时间一点点过去,案板上的食材越来越少。巴刀鱼的额头渗出细密的汗珠,手腕开始发酸,但他不敢停,也不能停。一个时辰说长不长,说短不短,二十三种食材,每样都要切出符合要求的形状,钝刀切到最后,手腕的力量和专注度都在下降。
第十八样,是一种他没见过的灵材,表皮光滑得像涂了油,按上去软软的,但又带着某种弹性。巴刀鱼试着切了一刀,刀根本压不进去,食材表面只留下一道浅浅的白印。
他停下来,盯着那块食材看了半天。
旁边已经有人开始崩溃了。一个扎马尾的女生把刀一摔,蹲在地上哭起来。另一个中年男人脸色铁青,死死盯着案板上的食材,手抖得像帕金森。
巴刀鱼没理他们,他盯着那块光滑的灵材,脑子里突然闪过一个画面——小时候在老张头的厨房里,老头子切一种叫“鱿鱼卷”的东西。鱿鱼表面滑腻,刀切上去容易打滑,老张头的办法是先用刀背在鱿鱼表面轻轻拍几下,破坏表面的光滑层,然后再下刀。

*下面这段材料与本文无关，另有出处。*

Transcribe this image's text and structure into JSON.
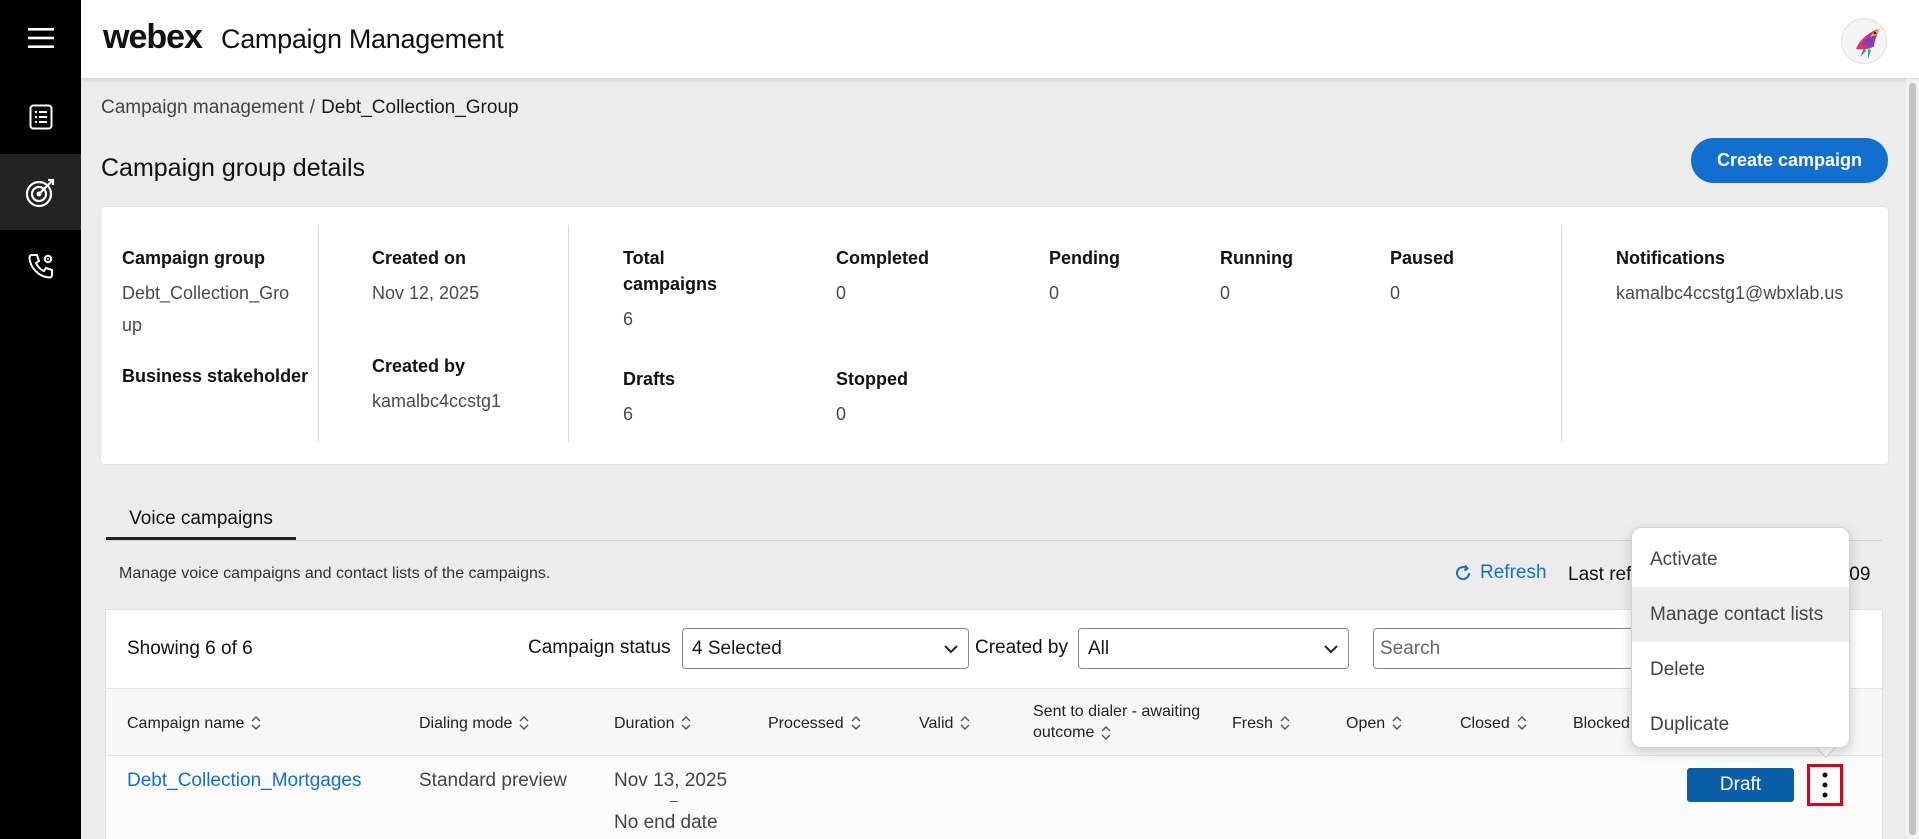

他抬起手里的钝刀,用刀背在灵材表面轻轻拍了几下。果然,那层滑腻的感觉消失了,食材表面变得微微发涩。他重新调整角度,一刀下去,这次刀刃稳稳切入,切出了第一片。
旁边突然响起一声轻笑。
巴刀鱼抬头,发现莫一刀不知什么时候站到了他旁边,正低头看着他切出来的那堆食材。从第一片的萝卜到最后拍的灵材,整整齐齐码在案板边上,厚薄均匀,形状规整,每一样的刀法都恰到好处。
“还有五样。”莫一刀说。
巴刀鱼点点头,没说话,继续切第十九样。